A secondary point we want to raise is that the experiments by Nebbia et al., strictly speaking, do not (re-)identify anyone. Instead, they show that given an image of an individual, it is possible, some of the time, to retrieve an image of the same individual from a larger pool of images. However, the identity of said individual remains unknown if it was not already known.

This distinction is not mere sophistry. In our opinion, the phrase “re-identification from medical imaging” is likely to be misunderstood, especially by a lay audience such as patients concerned about their privacy, and suggests that one could identify a particular person of interest (e.g. Pearse Keane) given an openly available dataset of medical images (e.g. retinal images). But that is not the case. One needs to already be in possession of a medical image of the same type of person. Only then can we attempt to find similar images in the dataset.
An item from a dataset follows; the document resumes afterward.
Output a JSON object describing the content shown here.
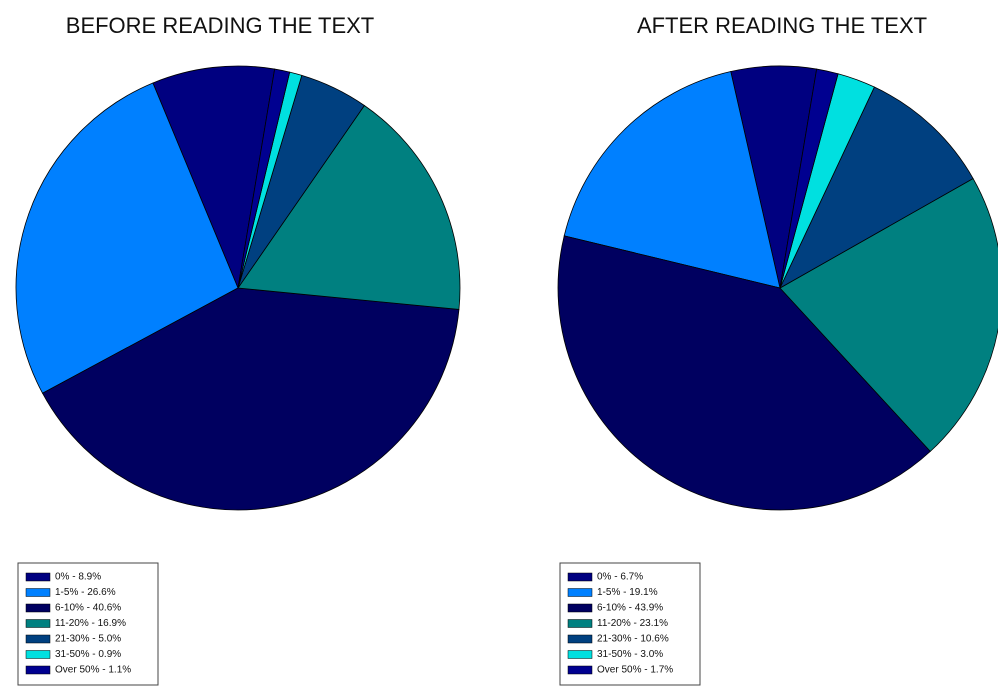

Consider what the “attacker” gains when they try to re-identify someone in a dataset of retinal images. To attempt their attack, they must already possess an image of the targeted individual. If they execute their attack successfully, they might identify additional images as well as associated metadata from the dataset. For retinal imaging datasets (e.g., GRAPE), this is typically age, sex, and information about ocular disease.

However, as Nebbia et al. also point out, age and sex are reasonably well-predicted from fundus images. Of course, fundus images further contain rich information about ocular health. Thus, prior to executing their attack, the attacker could already infer age, sex, and ocular health of the targeted individual from the fundus image they needed to have to attempt re-identification. It is then unclear what harm resulted from the re-identification attack.

In security research, the focus is on “threat models” – under what circumstances can an attacker with specific resources bring about specific harm. In the scenario that Nebbia et al. consider, the harm in question is that the attacker learns protected information about a target individual. But in order to do so, the attacker needs to have resources that allow them to infer said information even without any re-identification.

Conclusion

In summary, the view presented by Nebbia et al. that foundation models enable re-identification from medical imaging appears incompatible with the experimental results presented here. On the contrary, non-foundation models might allow better image matching. Finally, the responsible use of patient data in medical research is paramount and thus studying potential risks is important. However, data need to be carefully interpreted and properly contextualised. This is especially important as this is an area of particular interest to a lay audience. The re-identification scenario Nebbia et al. consider would require an attacker to already be in a position to infer much of the information that could be learned by re-identifying someone. We recommend that future work consider simple baseline approaches (e.g., matching on pixels) to understand whether image-matching results are non-trivial, and to carefully spell out the envisioned threat model, including what resources an attacker needs and what potential harm could result.